In commercials, documentaries, and other pieces with visual elements, the dialogue and narration are usually the core of the soundtrack. You build from there. So it works for me to mix from the top down with music, effects and production sound—all used to support and drive the emotion and credibility of the spoken word. When a scene is more visual and less spoken, the music track builds the intensity and the mood, giving opportunity for good sound design. Whatever the audio component available, the goal is to enhance the storytelling and its emotional impact on the audience.

Q: How does sound design contribute to communicating the message/story of the piece?

A: In live action, literal (real) sound effects bring viewers into the scene while non-literal (cartoon, for example) sound effects create the feeling of viewing from a distance. In animated pieces, the literal sounds versus non-literal effects greatly change the mood and message. In addition, adding reverb or delay can put words or sounds into thoughts or a dream.

Q: What makes a well-designed finished product?

A: A good audio mix becomes one with the visual, revealing the story. For my part, that often starts with lots of dialogue smoothing and noise reduction. After that, I choose production sounds that work and replace what doesn’t, and then I add sound effects that make the soundtrack bigger. Finally, I finish with the music bed, which brings the emotional effect. If I have enough time to fully develop the project, the director is usually surprised at the final product because of the transformation through the sound mixing process. It’s a whole new experience—even for those most intimate with the project.

Q: What do you do when the sound quality is bad?

Sometimes, potential clients make poor decisions on set or just have bad luck with location sound. Although there’s always something that can be done, big improvements can be very labor intensive and costly. I do my best with all the technology available, but there’s no substitute for good decisions. I sometimes spend a lot of time polishing the proverbial turd.

Q: Why is sound design worth investing in?

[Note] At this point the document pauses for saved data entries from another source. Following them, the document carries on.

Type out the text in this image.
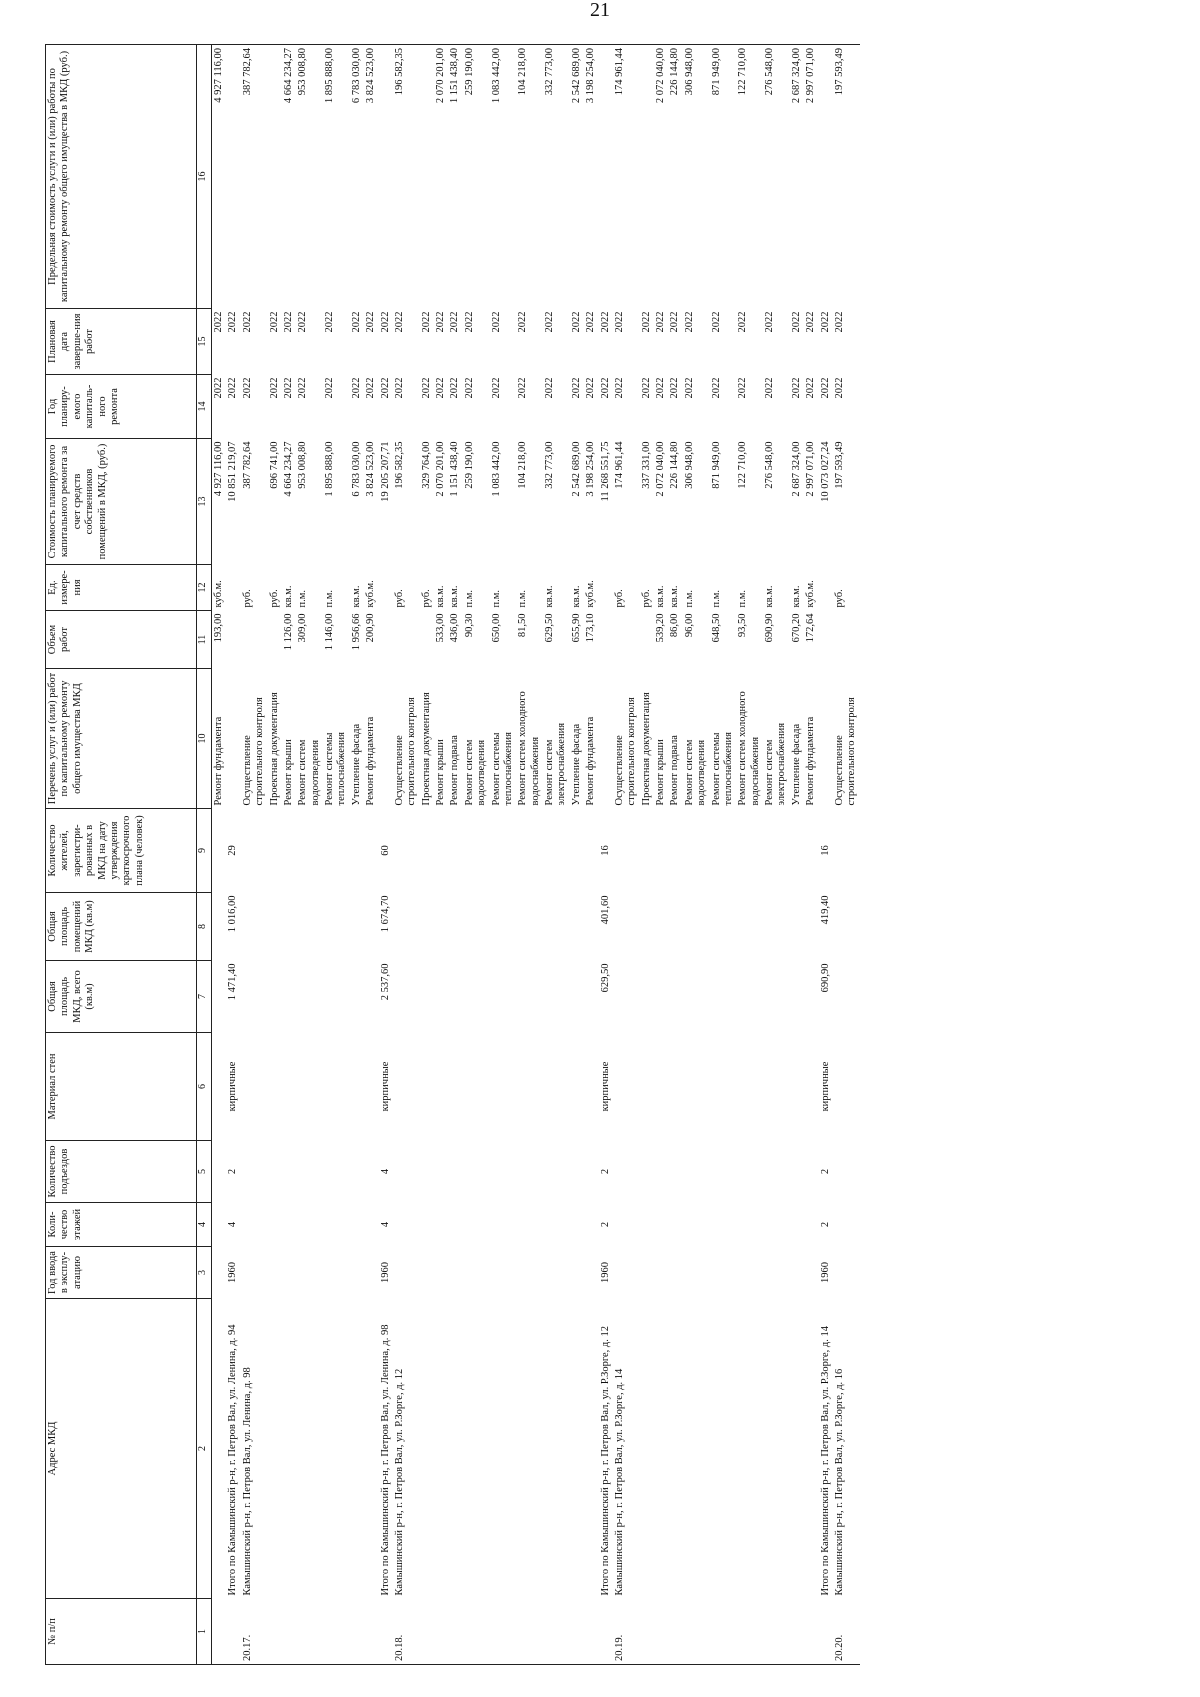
21
№ п/п	Адрес МКД	Год ввода в эксплу-атацию	Коли-чество этажей	Количество подъездов	Материал стен	Общая площадь МКД, всего (кв.м)	Общая площадь помещений МКД (кв.м)	Количество жителей, зарегистри-рованных в МКД на дату утверждения краткосрочного плана (человек)	Перечень услуг и (или) работ по капитальному ремонту общего имущества МКД	Объем работ	Ед. измере-ния	Стоимость планируемого капитального ремонта за счет средств собственников помещений в МКД, (руб.)	Год планиру-емого капиталь-ного ремонта	Плановая дата заверше-ния работ	Предельная стоимость услуги и (или) работы по капитальному ремонту общего имущества в МКД (руб.)
1	2	3	4	5	6	7	8	9	10	11	12	13	14	15	16
									Ремонт фундамента	193,00	куб.м.	4 927 116,00	2022	2022	4 927 116,00
	Итого по Камышинский р-н, г. Петров Вал, ул. Ленина, д. 94	1960	4	2	кирпичные	1 471,40	1 016,00	29				10 851 219,07	2022	2022	
20.17.	Камышинский р-н, г. Петров Вал, ул. Ленина, д. 98								Осуществление строительного контроля		руб.	387 782,64	2022	2022	387 782,64
									Проектная документация		руб.	696 741,00	2022	2022	
									Ремонт крыши	1 126,00	кв.м.	4 664 234,27	2022	2022	4 664 234,27
									Ремонт систем водоотведения	309,00	п.м.	953 008,80	2022	2022	953 008,80
									Ремонт системы теплоснабжения	1 146,00	п.м.	1 895 888,00	2022	2022	1 895 888,00
									Утепление фасада	1 956,66	кв.м.	6 783 030,00	2022	2022	6 783 030,00
									Ремонт фундамента	200,90	куб.м.	3 824 523,00	2022	2022	3 824 523,00
	Итого по Камышинский р-н, г. Петров Вал, ул. Ленина, д. 98	1960	4	4	кирпичные	2 537,60	1 674,70	60				19 205 207,71	2022	2022	
20.18.	Камышинский р-н, г. Петров Вал, ул. Р.Зорге, д. 12								Осуществление строительного контроля		руб.	196 582,35	2022	2022	196 582,35
									Проектная документация		руб.	329 764,00	2022	2022	
									Ремонт крыши	533,00	кв.м.	2 070 201,00	2022	2022	2 070 201,00
									Ремонт подвала	436,00	кв.м.	1 151 438,40	2022	2022	1 151 438,40
									Ремонт систем водоотведения	90,30	п.м.	259 190,00	2022	2022	259 190,00
									Ремонт системы теплоснабжения	650,00	п.м.	1 083 442,00	2022	2022	1 083 442,00
									Ремонт систем холодного водоснабжения	81,50	п.м.	104 218,00	2022	2022	104 218,00
									Ремонт систем электроснабжения	629,50	кв.м.	332 773,00	2022	2022	332 773,00
									Утепление фасада	655,90	кв.м.	2 542 689,00	2022	2022	2 542 689,00
									Ремонт фундамента	173,10	куб.м.	3 198 254,00	2022	2022	3 198 254,00
	Итого по Камышинский р-н, г. Петров Вал, ул. Р.Зорге, д. 12	1960	2	2	кирпичные	629,50	401,60	16				11 268 551,75	2022	2022	
20.19.	Камышинский р-н, г. Петров Вал, ул. Р.Зорге, д. 14								Осуществление строительного контроля		руб.	174 961,44	2022	2022	174 961,44
									Проектная документация		руб.	337 331,00	2022	2022	
									Ремонт крыши	539,20	кв.м.	2 072 040,00	2022	2022	2 072 040,00
									Ремонт подвала	86,00	кв.м.	226 144,80	2022	2022	226 144,80
									Ремонт систем водоотведения	96,00	п.м.	306 948,00	2022	2022	306 948,00
									Ремонт системы теплоснабжения	648,50	п.м.	871 949,00	2022	2022	871 949,00
									Ремонт систем холодного водоснабжения	93,50	п.м.	122 710,00	2022	2022	122 710,00
									Ремонт систем электроснабжения	690,90	кв.м.	276 548,00	2022	2022	276 548,00
									Утепление фасада	670,20	кв.м.	2 687 324,00	2022	2022	2 687 324,00
									Ремонт фундамента	172,64	куб.м.	2 997 071,00	2022	2022	2 997 071,00
	Итого по Камышинский р-н, г. Петров Вал, ул. Р.Зорге, д. 14	1960	2	2	кирпичные	690,90	419,40	16				10 073 027,24	2022	2022	
20.20.	Камышинский р-н, г. Петров Вал, ул. Р.Зорге, д. 16								Осуществление строительного контроля		руб.	197 593,49	2022	2022	197 593,49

For the audience, the soundtrack is half of the experience of any animated or live action video piece. Some clients tend to worry only about the visuals and ignore the audio. I strongly believe that if the audio isn’t enhanced, it will detract from the visuals. On the other hand, good sound design will intensify the visual experience. If you are an audio guy like me, you surely know that most people use their eyes more their ears. I’m always noticing sounds that no one else around me does. But even so, I know that a good soundtrack will add a sense of quality and impact to a video project that everyone will notice.

Q: Do you have any suggestions for studying exceptional sound design?

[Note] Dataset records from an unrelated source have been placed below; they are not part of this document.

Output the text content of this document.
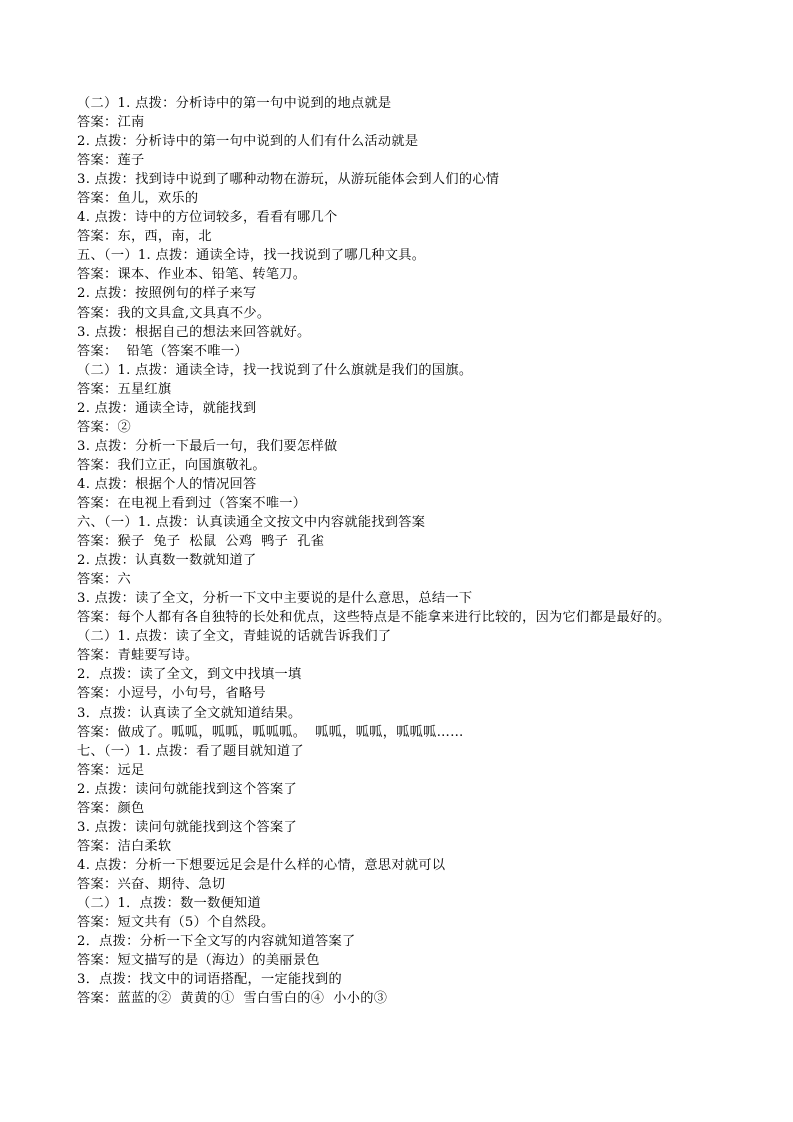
（二）1. 点拨：分析诗中的第一句中说到的地点就是
答案：江南
2. 点拨：分析诗中的第一句中说到的人们有什么活动就是
答案：莲子
3. 点拨：找到诗中说到了哪种动物在游玩，从游玩能体会到人们的心情
答案：鱼儿，欢乐的
4. 点拨：诗中的方位词较多，看看有哪几个
答案：东，西，南，北
五、（一）1. 点拨：通读全诗，找一找说到了哪几种文具。
答案：课本、作业本、铅笔、转笔刀。
2. 点拨：按照例句的样子来写
答案：我的文具盒,文具真不少。
3. 点拨：根据自己的想法来回答就好。
答案：  铅笔（答案不唯一）
（二）1. 点拨：通读全诗，找一找说到了什么旗就是我们的国旗。
答案：五星红旗
2. 点拨：通读全诗，就能找到
答案：②
3. 点拨：分析一下最后一句，我们要怎样做
答案：我们立正，向国旗敬礼。
4. 点拨：根据个人的情况回答
答案：在电视上看到过（答案不唯一）
六、（一）1. 点拨：认真读通全文按文中内容就能找到答案
答案：猴子  兔子  松鼠  公鸡  鸭子  孔雀
2. 点拨：认真数一数就知道了
答案：六
3. 点拨：读了全文，分析一下文中主要说的是什么意思，总结一下
答案：每个人都有各自独特的长处和优点，这些特点是不能拿来进行比较的，因为它们都是最好的。
（二）1. 点拨：读了全文，青蛙说的话就告诉我们了
答案：青蛙要写诗。
2．点拨：读了全文，到文中找填一填
答案：小逗号，小句号，省略号
3．点拨：认真读了全文就知道结果。
答案：做成了。呱呱，呱呱，呱呱呱。  呱呱，呱呱，呱呱呱……
七、（一）1. 点拨：看了题目就知道了
答案：远足
2. 点拨：读问句就能找到这个答案了
答案：颜色
3. 点拨：读问句就能找到这个答案了
答案：洁白柔软
4. 点拨：分析一下想要远足会是什么样的心情，意思对就可以
答案：兴奋、期待、急切
（二）1．点拨：数一数便知道
答案：短文共有（5）个自然段。
2．点拨：分析一下全文写的内容就知道答案了
答案：短文描写的是（海边）的美丽景色
3．点拨：找文中的词语搭配，一定能找到的
答案：蓝蓝的②  黄黄的①  雪白雪白的④  小小的③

I think the best advice, especially for a young sound designer, is just to open their ears up to the everyday world around them. In so many situations, that’s what we’re all trying to recreate. Take a moment to listen and study everyday environments. Listen for what makes things sound far and close, busy and still, outside and inside. Knowing what goes on in the real world can also help you push the audio boundaries for unreal worlds with more sophistication. Imagination is key. Keeping a childlike wonder about our world is a powerful tool for developing effective sound design.